Although Santam initially agreed to pay the claims, it only paid for three months of business interruption instead of the 18 months stipulated in the policies.
This decision means that Santam now has to pay Ma-Afrika Hotels and Stellenbosch Kitchen for the full 18-month period.
“Santam originally argued that it had no obligation in terms of the policy. Although Santam acknowledged its liability after following the judgment in the Cape High Court in November 2020, it argued that it was only liable for 3 months, despite the full bench of the Western Cape High Court rejecting their argument,” says André Pieterse, chairman of Ma-Afrika Hotels.
Insurance Claims Africa (ICA), a specialist loss adjustor, supported Ma-Afrika and Stellenbosch Kitchen during its fight to get their business interruption claims paid out.
“We are extremely happy with this decision as it provides much needed certainty for the finalisation of outstanding claims for businesses in the tourism and hospitality sector, who have had to wait more than 18-months for valid claims to be settled,” Ryan Woolley, chief executive of ICA, said.
ICA represents over 850 claimants in the tourism and hospitality sector in their battle to get large insurers to pay out on business interruption claims.
The court’s decision in this matter is crucial for thousands of Santam’s hospitality and leisure division’s business interruption policyholders.
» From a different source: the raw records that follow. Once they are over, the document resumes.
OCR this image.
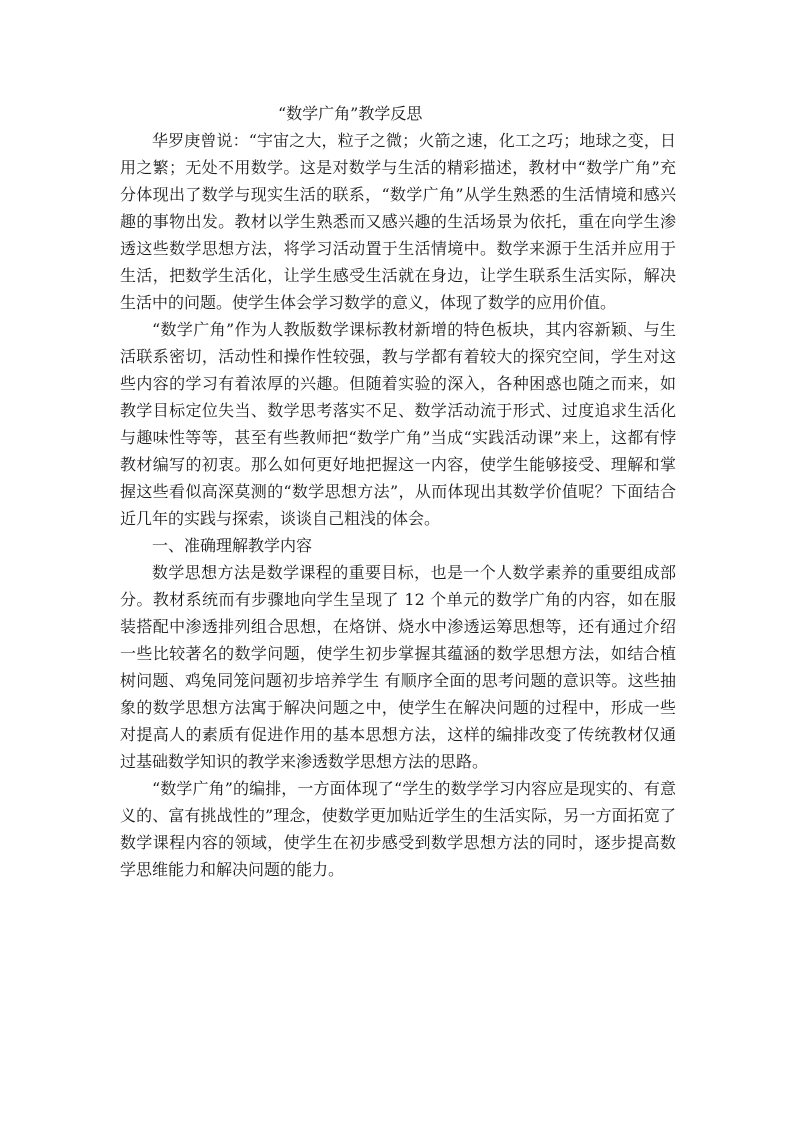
“数学广角”教学反思

华罗庚曾说：“宇宙之大，粒子之微；火箭之速，化工之巧；地球之变，日用之繁；无处不用数学。这是对数学与生活的精彩描述，教材中“数学广角”充分体现出了数学与现实生活的联系，“数学广角”从学生熟悉的生活情境和感兴趣的事物出发。教材以学生熟悉而又感兴趣的生活场景为依托，重在向学生渗透这些数学思想方法，将学习活动置于生活情境中。数学来源于生活并应用于生活，把数学生活化，让学生感受生活就在身边，让学生联系生活实际，解决生活中的问题。使学生体会学习数学的意义，体现了数学的应用价值。

“数学广角”作为人教版数学课标教材新增的特色板块，其内容新颖、与生活联系密切，活动性和操作性较强，教与学都有着较大的探究空间，学生对这些内容的学习有着浓厚的兴趣。但随着实验的深入，各种困惑也随之而来，如教学目标定位失当、数学思考落实不足、数学活动流于形式、过度追求生活化与趣味性等等，甚至有些教师把“数学广角”当成“实践活动课”来上，这都有悖教材编写的初衷。那么如何更好地把握这一内容，使学生能够接受、理解和掌握这些看似高深莫测的“数学思想方法”，从而体现出其数学价值呢？下面结合近几年的实践与探索，谈谈自己粗浅的体会。

一、准确理解教学内容

数学思想方法是数学课程的重要目标，也是一个人数学素养的重要组成部分。教材系统而有步骤地向学生呈现了 12 个单元的数学广角的内容，如在服装搭配中渗透排列组合思想，在烙饼、烧水中渗透运筹思想等，还有通过介绍一些比较著名的数学问题，使学生初步掌握其蕴涵的数学思想方法，如结合植树问题、鸡兔同笼问题初步培养学生 有顺序全面的思考问题的意识等。这些抽象的数学思想方法寓于解决问题之中，使学生在解决问题的过程中，形成一些对提高人的素质有促进作用的基本思想方法，这样的编排改变了传统教材仅通过基础数学知识的教学来渗透数学思想方法的思路。

“数学广角”的编排，一方面体现了“学生的数学学习内容应是现实的、有意义的、富有挑战性的”理念，使数学更加贴近学生的生活实际，另一方面拓宽了数学课程内容的领域，使学生在初步感受到数学思想方法的同时，逐步提高数学思维能力和解决问题的能力。
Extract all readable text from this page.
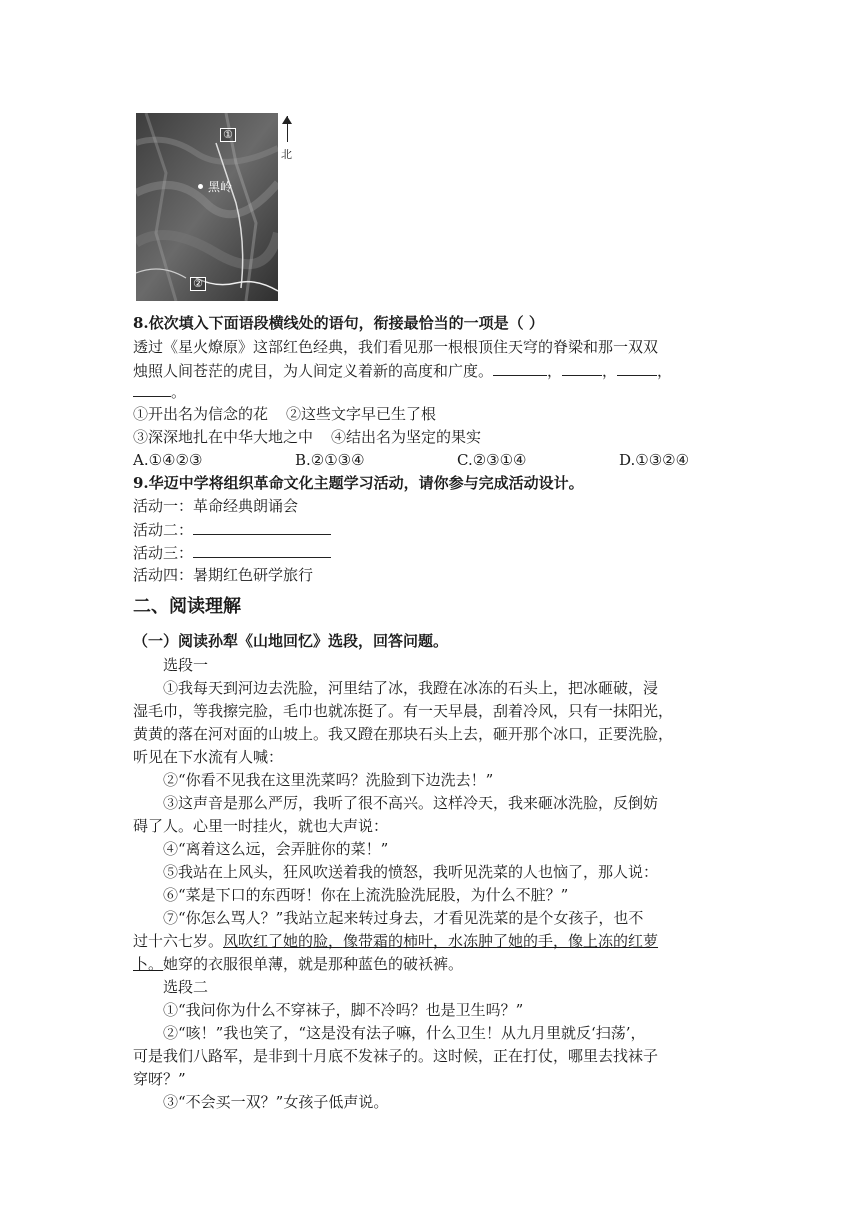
①
黑岭
②
北
8.依次填入下面语段横线处的语句，衔接最恰当的一项是（ ）
透过《星火燎原》这部红色经典，我们看见那一根根顶住天穹的脊梁和那一双双
烛照人间苍茫的虎目，为人间定义着新的高度和广度。	，	，	，
。
①开出名为信念的花 ②这些文字早已生了根
③深深地扎在中华大地之中 ④结出名为坚定的果实
A.①④②③	B.②①③④	C.②③①④	D.①③②④
9.华迈中学将组织革命文化主题学习活动，请你参与完成活动设计。
活动一：革命经典朗诵会
活动二：
活动三：
活动四：暑期红色研学旅行
二、阅读理解
（一）阅读孙犁《山地回忆》选段，回答问题。
选段一
①我每天到河边去洗脸，河里结了冰，我蹬在冰冻的石头上，把冰砸破，浸
湿毛巾，等我擦完脸，毛巾也就冻挺了。有一天早晨，刮着冷风，只有一抹阳光，
黄黄的落在河对面的山坡上。我又蹬在那块石头上去，砸开那个冰口，正要洗脸，
听见在下水流有人喊：
②“你看不见我在这里洗菜吗？洗脸到下边洗去！”
③这声音是那么严厉，我听了很不高兴。这样冷天，我来砸冰洗脸，反倒妨
碍了人。心里一时挂火，就也大声说：
④“离着这么远，会弄脏你的菜！”
⑤我站在上风头，狂风吹送着我的愤怒，我听见洗菜的人也恼了，那人说：
⑥“菜是下口的东西呀！你在上流洗脸洗屁股，为什么不脏？”
⑦“你怎么骂人？”我站立起来转过身去，才看见洗菜的是个女孩子，也不
过十六七岁。风吹红了她的脸，像带霜的柿叶，水冻肿了她的手，像上冻的红萝
卜。她穿的衣服很单薄，就是那种蓝色的破袄裤。
选段二
①“我问你为什么不穿袜子，脚不冷吗？也是卫生吗？”
②“咳！”我也笑了，“这是没有法子嘛，什么卫生！从九月里就反‘扫荡’，
可是我们八路军，是非到十月底不发袜子的。这时候，正在打仗，哪里去找袜子
穿呀？”
③“不会买一双？”女孩子低声说。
Once insurers settle the claims, funds will flow to assist a desperate sector of the economy.
Woolley says the certain insurers’ endless litigation and slow progress on payment of claims had a devastating impact on businesses in a sector that remains severely challenged by the pandemic, affecting the lives of thousands of employees and their dependents.
“Insurers’ behaviour throughout this debacle has been a travesty. In essence, they chose to abandon their customers in their darkest time of need. This has affected not only the reputations of short-term insurance companies, but also insurance as an overall category.
“Their Stalingrad strategy of deny, delay and defend has eroded the public’s trust in insurance and we anticipate that it will take significant effort, commitment and time to restore customers’ faith in the sector,” Woolley says.
Ma-Afrika Hotels and Stellenbosch Kitchen employ more than 160 people.